# Part 1

# Downloading the Dataset
## To run this project you will need to install libraries given below:-
* `pip install selenium`
* `pip install pyautogui`
* `pip install panel`
* `pip install geopy`
* `pip install pathlib`
* `pip install plotly`
* `pip install matplotlib`
## and then download the webdriver of Chrome browser and adding it to Path. Link for web driver given below:-
## https://sites.google.com/a/chromium.org/chromedriver/home
## For adding it the directory to the path:-

### If you have Windows:-
1. open cmd and navigate to the downloaded folder's location
2. Type this command at the loaction `set PATH=%PATH%;C:\your\path\here\`

### If you have Linux:-
1. `nano ~/.bashrc`
2. `export PATH="$HOME/path/to/folder:$PATH"`
3. `source ~/.bashrc`

### If you have Mac:-
1. Open up Terminal.
2. Run the following command:
3. sudo nano /etc/paths
4. Enter your password, when prompted.
5. Go to the bottom of the file, and enter the path you wish to add.
6. Hit control-x to quit.
7. Enter “Y” to save the modified buffer.
8. That’s it!  

### It's recommended to close all the terminal sessions, logout and then log back in for the change in Path variable to take effect
### It may take more than 30 minutes to run the entire project.

In [1]:
import requests
from time import sleep
from pathlib import Path
import os
import shutil
import zipfile
from tqdm import tqdm
download_dir = 'Project_Dataset'  # download directory
if not os.path.isdir(download_dir):
    os.mkdir(download_dir)
db_dir = 'Databases' # Database directory
if not os.path.isdir(db_dir):
    os.mkdir(db_dir)


In [None]:
try:
    import selenium
    from selenium import webdriver
except Exception as e:
    print('Do "pip install selenium" and run again')
try:
    print(f'Downloaded file will be saved here -> {download_dir}')
    chrome_options = webdriver.ChromeOptions()
    chrome_options.add_argument('--headless') # Running chrome headless
    driver = webdriver.Chrome(options=chrome_options) 
    driver.get("https://s3.amazonaws.com/tripdata/index.html") # website
    sleep(5) # let the website load
    files_to_download = ['2019' + str(i).zfill(2) for i in range(1,12)]
    files_to_download += ['2020' + str(i).zfill(2) for i in range(1,12)]
    #files_to_download += ['201512', '201612', '201712', '201812']
    elems = driver.find_elements_by_xpath("//a[@href]")
    for elem in elems:
        link = elem.get_attribute("href")
        for i in files_to_download:
            if i in link: # Download 2019 data
                print(f'Currently downloading this {link}')
                print('Downloading... Hold on!')
                r = requests.get(link, allow_redirects=True)
                filename = link.split('/')[-1]
                if 'JC' in filename.split('.')[0]:
                    filename = f"JC-{filename.split('-')[1]}.csv.zip"
                else:
                    filename = f"NYC-{filename.split('-')[0]}.csv.zip"
                if not os.path.isfile(download_dir + '/' + filename):
                    open(download_dir + '/' + filename, 'wb').write(r.content)
                    print('Downloaded!\nMoving on to the next one :)')
                else:
                    print('File already exists.\nSkipping it.')

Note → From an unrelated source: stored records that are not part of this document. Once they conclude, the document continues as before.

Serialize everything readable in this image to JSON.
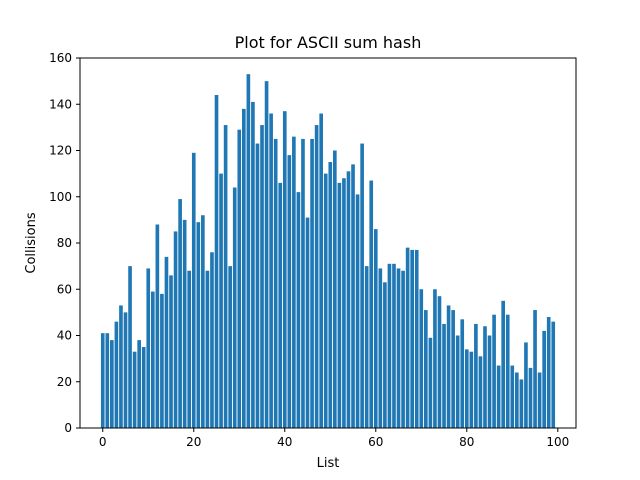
{
  "chart_data": {
    "type": "bar",
    "title": "Plot for ASCII sum hash",
    "xlabel": "List",
    "ylabel": "Collisions",
    "xlim": [
      -5,
      104
    ],
    "ylim": [
      0,
      160
    ],
    "xticks": [
      0,
      20,
      40,
      60,
      80,
      100
    ],
    "yticks": [
      0,
      20,
      40,
      60,
      80,
      100,
      120,
      140,
      160
    ],
    "bar_color": "#1f77b4",
    "grid": false,
    "x": [
      0,
      1,
      2,
      3,
      4,
      5,
      6,
      7,
      8,
      9,
      10,
      11,
      12,
      13,
      14,
      15,
      16,
      17,
      18,
      19,
      20,
      21,
      22,
      23,
      24,
      25,
      26,
      27,
      28,
      29,
      30,
      31,
      32,
      33,
      34,
      35,
      36,
      37,
      38,
      39,
      40,
      41,
      42,
      43,
      44,
      45,
      46,
      47,
      48,
      49,
      50,
      51,
      52,
      53,
      54,
      55,
      56,
      57,
      58,
      59,
      60,
      61,
      62,
      63,
      64,
      65,
      66,
      67,
      68,
      69,
      70,
      71,
      72,
      73,
      74,
      75,
      76,
      77,
      78,
      79,
      80,
      81,
      82,
      83,
      84,
      85,
      86,
      87,
      88,
      89,
      90,
      91,
      92,
      93,
      94,
      95,
      96,
      97,
      98,
      99
    ],
    "values": [
      41,
      41,
      38,
      46,
      53,
      50,
      70,
      33,
      38,
      35,
      69,
      59,
      88,
      58,
      74,
      66,
      85,
      99,
      90,
      68,
      119,
      89,
      92,
      68,
      76,
      144,
      110,
      131,
      70,
      104,
      129,
      138,
      153,
      141,
      123,
      131,
      150,
      136,
      125,
      106,
      137,
      118,
      126,
      102,
      125,
      91,
      125,
      131,
      136,
      110,
      115,
      120,
      106,
      108,
      111,
      114,
      101,
      123,
      70,
      107,
      86,
      69,
      63,
      71,
      71,
      69,
      68,
      78,
      77,
      77,
      60,
      51,
      39,
      60,
      57,
      45,
      53,
      51,
      40,
      47,
      34,
      33,
      45,
      31,
      44,
      40,
      49,
      27,
      55,
      49,
      27,
      24,
      21,
      37,
      26,
      51,
      24,
      42,
      48,
      46
    ]
  }
}
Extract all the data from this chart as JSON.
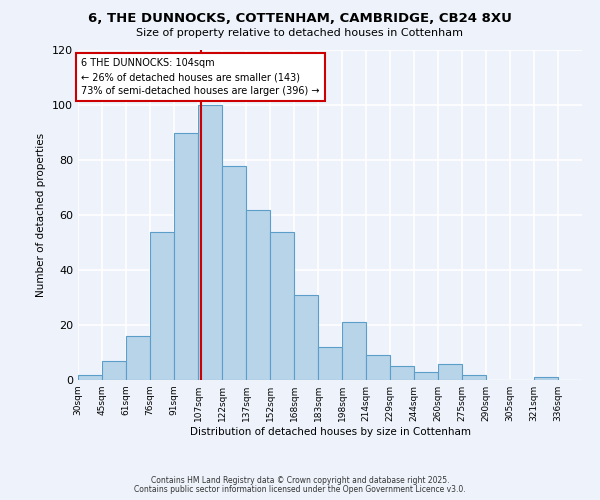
{
  "title1": "6, THE DUNNOCKS, COTTENHAM, CAMBRIDGE, CB24 8XU",
  "title2": "Size of property relative to detached houses in Cottenham",
  "xlabel": "Distribution of detached houses by size in Cottenham",
  "ylabel": "Number of detached properties",
  "bar_labels": [
    "30sqm",
    "45sqm",
    "61sqm",
    "76sqm",
    "91sqm",
    "107sqm",
    "122sqm",
    "137sqm",
    "152sqm",
    "168sqm",
    "183sqm",
    "198sqm",
    "214sqm",
    "229sqm",
    "244sqm",
    "260sqm",
    "275sqm",
    "290sqm",
    "305sqm",
    "321sqm",
    "336sqm"
  ],
  "bar_values": [
    2,
    7,
    16,
    54,
    90,
    100,
    78,
    62,
    54,
    31,
    12,
    21,
    9,
    5,
    3,
    6,
    2,
    0,
    0,
    1,
    0
  ],
  "bar_color": "#b8d4e8",
  "bar_edge_color": "#5a9ec9",
  "reference_line_x": 104,
  "reference_line_color": "#cc0000",
  "annotation_line1": "6 THE DUNNOCKS: 104sqm",
  "annotation_line2": "← 26% of detached houses are smaller (143)",
  "annotation_line3": "73% of semi-detached houses are larger (396) →",
  "annotation_box_color": "#ffffff",
  "annotation_box_edge_color": "#cc0000",
  "ylim": [
    0,
    120
  ],
  "yticks": [
    0,
    20,
    40,
    60,
    80,
    100,
    120
  ],
  "footer1": "Contains HM Land Registry data © Crown copyright and database right 2025.",
  "footer2": "Contains public sector information licensed under the Open Government Licence v3.0.",
  "bg_color": "#eef3fb",
  "plot_bg_color": "#eef3fb",
  "grid_color": "#ffffff",
  "bin_width": 15
}
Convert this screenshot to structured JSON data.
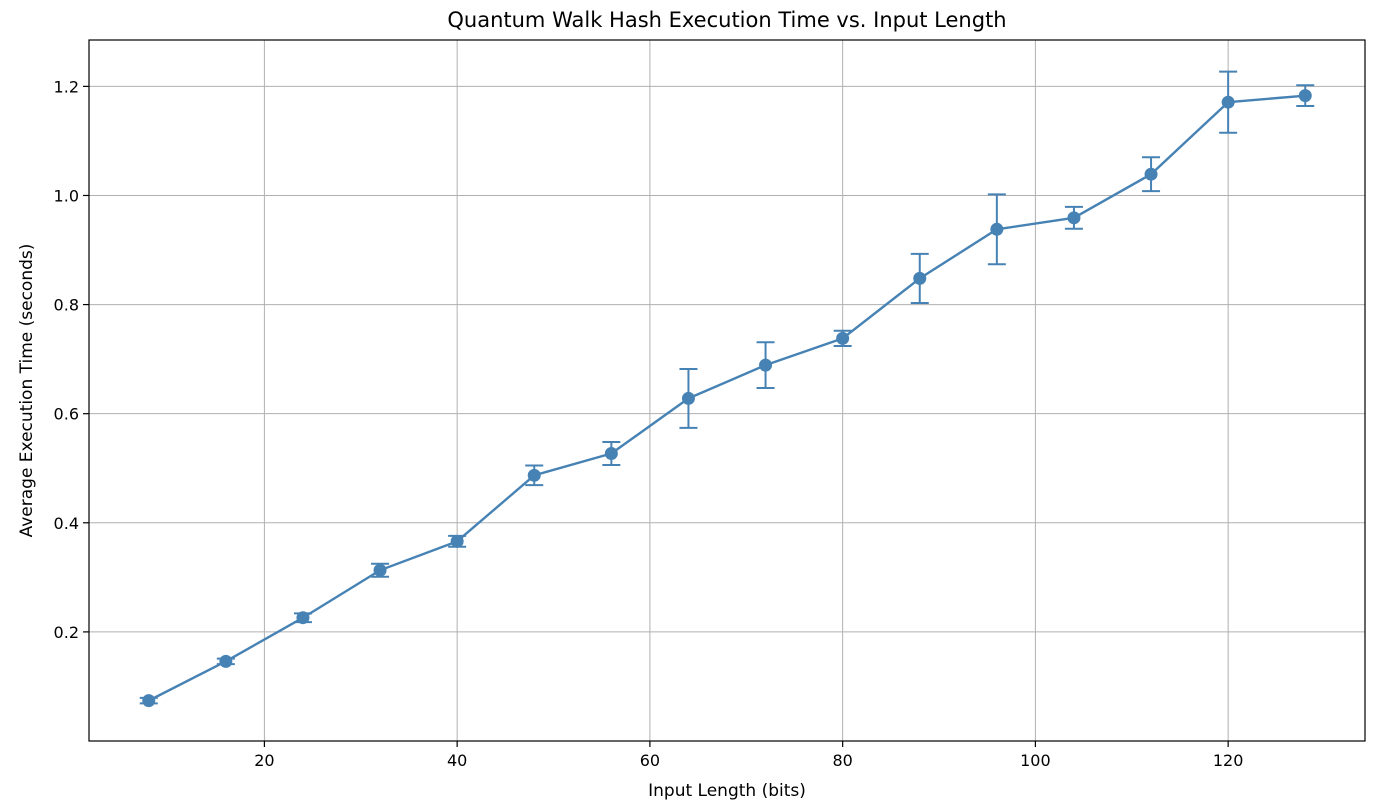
{
  "chart_data": {
    "type": "line",
    "title": "Quantum Walk Hash Execution Time vs. Input Length",
    "xlabel": "Input Length (bits)",
    "ylabel": "Average Execution Time (seconds)",
    "xlim": [
      1.8,
      134.2
    ],
    "ylim": [
      0.0,
      1.285
    ],
    "xticks": [
      20,
      40,
      60,
      80,
      100,
      120
    ],
    "yticks": [
      0.2,
      0.4,
      0.6,
      0.8,
      1.0,
      1.2
    ],
    "grid": true,
    "colors": {
      "series": "#4682b4",
      "grid": "#b0b0b0",
      "axes": "#000000"
    },
    "series": [
      {
        "x": [
          8,
          16,
          24,
          32,
          40,
          48,
          56,
          64,
          72,
          80,
          88,
          96,
          104,
          112,
          120,
          128
        ],
        "y": [
          0.074,
          0.146,
          0.226,
          0.313,
          0.366,
          0.487,
          0.527,
          0.628,
          0.689,
          0.738,
          0.848,
          0.938,
          0.959,
          1.039,
          1.171,
          1.183
        ],
        "yerr": [
          0.005,
          0.005,
          0.008,
          0.012,
          0.01,
          0.018,
          0.021,
          0.054,
          0.042,
          0.014,
          0.045,
          0.064,
          0.02,
          0.031,
          0.056,
          0.019
        ]
      }
    ]
  }
}
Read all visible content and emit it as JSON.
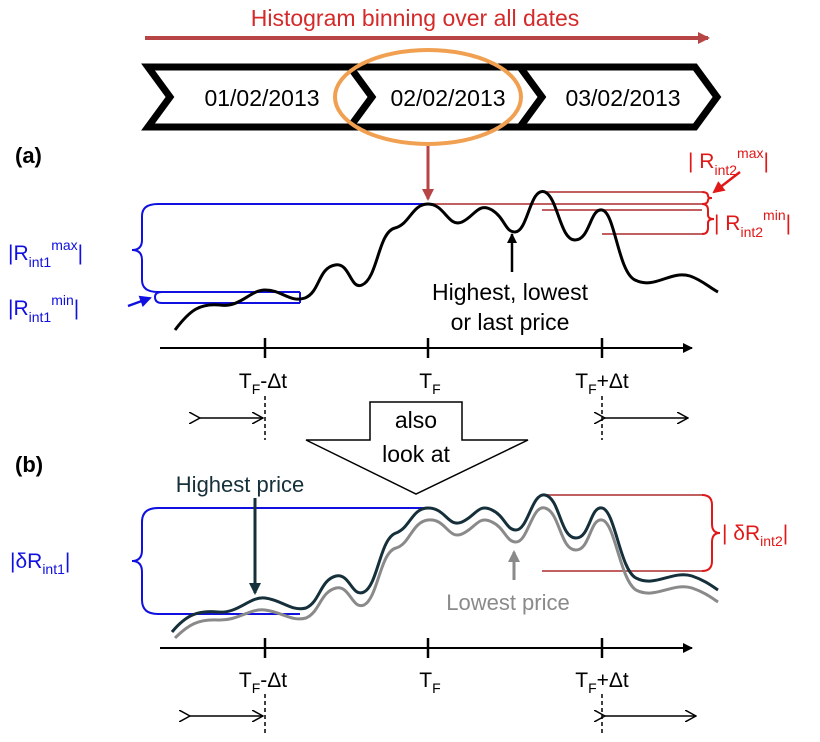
{
  "header": {
    "title": "Histogram binning over all dates",
    "dates": [
      "01/02/2013",
      "02/02/2013",
      "03/02/2013"
    ]
  },
  "panel_a": {
    "label": "(a)",
    "left_max": {
      "pre": "|R",
      "sub": "int1",
      "sup": "max",
      "post": "|"
    },
    "left_min": {
      "pre": "|R",
      "sub": "int1",
      "sup": "min",
      "post": "|"
    },
    "right_max": {
      "pre": "| R",
      "sub": "int2",
      "sup": "max",
      "post": "|"
    },
    "right_min": {
      "pre": "| R",
      "sub": "int2",
      "sup": "min",
      "post": "|"
    },
    "annotation_line1": "Highest, lowest",
    "annotation_line2": "or last price",
    "ticks": [
      {
        "pre": "T",
        "sub": "F",
        "post": "-Δt"
      },
      {
        "pre": "T",
        "sub": "F",
        "post": ""
      },
      {
        "pre": "T",
        "sub": "F",
        "post": "+Δt"
      }
    ]
  },
  "transition": {
    "line1": "also",
    "line2": "look at"
  },
  "panel_b": {
    "label": "(b)",
    "highest_label": "Highest price",
    "lowest_label": "Lowest price",
    "left": {
      "pre": "|δR",
      "sub": "int1",
      "post": "|"
    },
    "right": {
      "pre": "| δR",
      "sub": "int2",
      "post": "|"
    },
    "ticks": [
      {
        "pre": "T",
        "sub": "F",
        "post": "-Δt"
      },
      {
        "pre": "T",
        "sub": "F",
        "post": ""
      },
      {
        "pre": "T",
        "sub": "F",
        "post": "+Δt"
      }
    ]
  },
  "colors": {
    "title_red": "#d42a2a",
    "arrow_red": "#b84545",
    "orange_ring": "#f0a050",
    "blue": "#1010e0",
    "red_label": "#e01818",
    "dark_series": "#15303a",
    "gray_series": "#8a8a8a"
  }
}
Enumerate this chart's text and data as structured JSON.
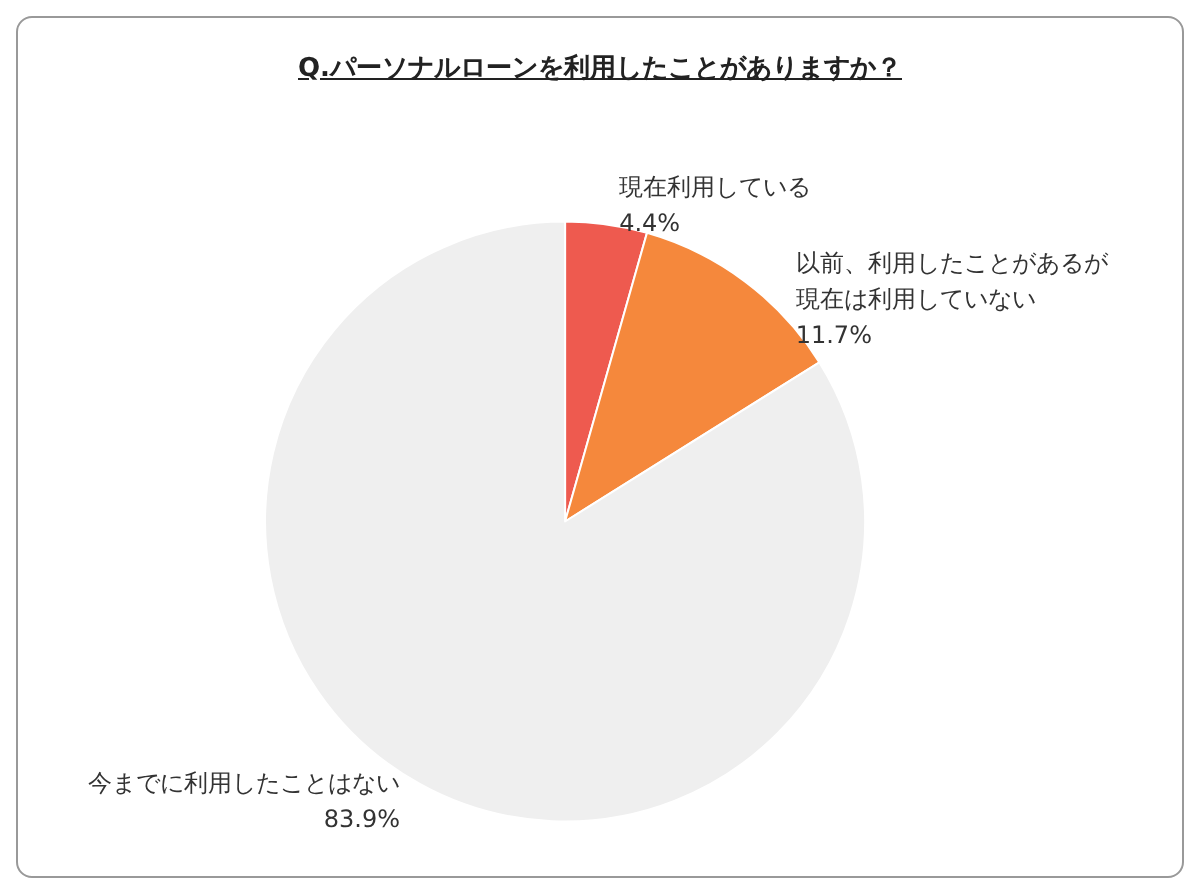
{
  "chart_data": {
    "type": "pie",
    "title": "Q.パーソナルローンを利用したことがありますか？",
    "categories": [
      "現在利用している",
      "以前、利用したことがあるが現在は利用していない",
      "今までに利用したことはない"
    ],
    "values": [
      4.4,
      11.7,
      83.9
    ],
    "colors": [
      "#ee5a4f",
      "#f5883c",
      "#efefef"
    ],
    "value_labels": [
      "4.4%",
      "11.7%",
      "83.9%"
    ],
    "legend": false
  }
}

    print('All files Downloaded :)')
    driver.quit()
except Exception as e:
    print(e)
    print('Download Webdriver from the link given below and add it to the PATH')
    print('https://sites.google.com/a/chromium.org/chromedriver/home')
    print('After adding it to PATH close the entire Jupyter notebook and stop everything then run again')
    

# Sorting the downloaded file.

In [None]:
print('Sorting Begins!')
#dirs = ['2019_DATA_JC', '2019_DATA_NYC', '2020_DATA_JC', '2020_DATA_NYC', 'WINTER_DATA_JC', 'WINTER_DATA_NYC']
dirs = ['2019_DATA_JC', '2019_DATA_NYC', '2020_DATA_JC', '2020_DATA_NYC']
for i in dirs:
    if not os.path.isdir(download_dir + '/' + i):
        os.mkdir(download_dir + '/' + i)
for file in os.listdir(download_dir):
    if os.path.isfile(download_dir + '/' + file):
        if 'JC' in file:
            if '2019' in file:
                shutil.move(download_dir + '/' + file, download_dir + '/' + '2019_DATA_JC')
            elif '2020'in file:
                shutil.move(download_dir + '/' + file, download_dir + '/' + '2020_DATA_JC')
            #else:
            #    shutil.move(download_dir + '/' + file, download_dir + '/' + 'WINTER_DATA_JC')
        else:
            if '2019' in file:
                shutil.move(download_dir + '/' + file, download_dir + '/' + '2019_DATA_NYC')
            elif '2020'in file:
                shutil.move(download_dir + '/' + file, download_dir + '/' + '2020_DATA_NYC')
            #else:
            #    shutil.move(download_dir + '/' + file, download_dir + '/' + 'WINTER_DATA_NYC')
print('Sorting Finished!')

# Unzipping the downloaded file.

In [None]:
print('Unzipping Now!')
path = download_dir

for dir in tqdm(os.listdir(path)):    
    for file in tqdm(os.listdir(path + '/' + dir)):
        filepath = f'{path}/{dir}/{file}'
        if os.path.isfile(filepath):
            if not file.startswith('.'):
                zipfile.ZipFile(path + '/' + dir + '/' + file, 'r').extractall(path + '/' + dir)

for dir in tqdm(os.listdir(path)):
    for file in tqdm(os.listdir(path + '/' + dir)):
        if 'zip' in file:
            os.remove(path + '/' + dir + '/' + file)
            
for dir in os.listdir(path):    
    for file in os.listdir(path + '/' + dir):
        filepath = f'{path}/{dir}/{file}'
        if os.path.isfile(filepath):
            if not file.startswith('.'):
                if 'JC' in file.split('.')[0]:
                    filename = f"{path}/{dir}/JC-{file.split('-')[1]}.csv"
                else:
                    filename = f"{path}/{dir}/NYC-{file.split('-')[0]}.csv"
                os.rename(filepath,filename)
print('All files unzipped!\nThank You!')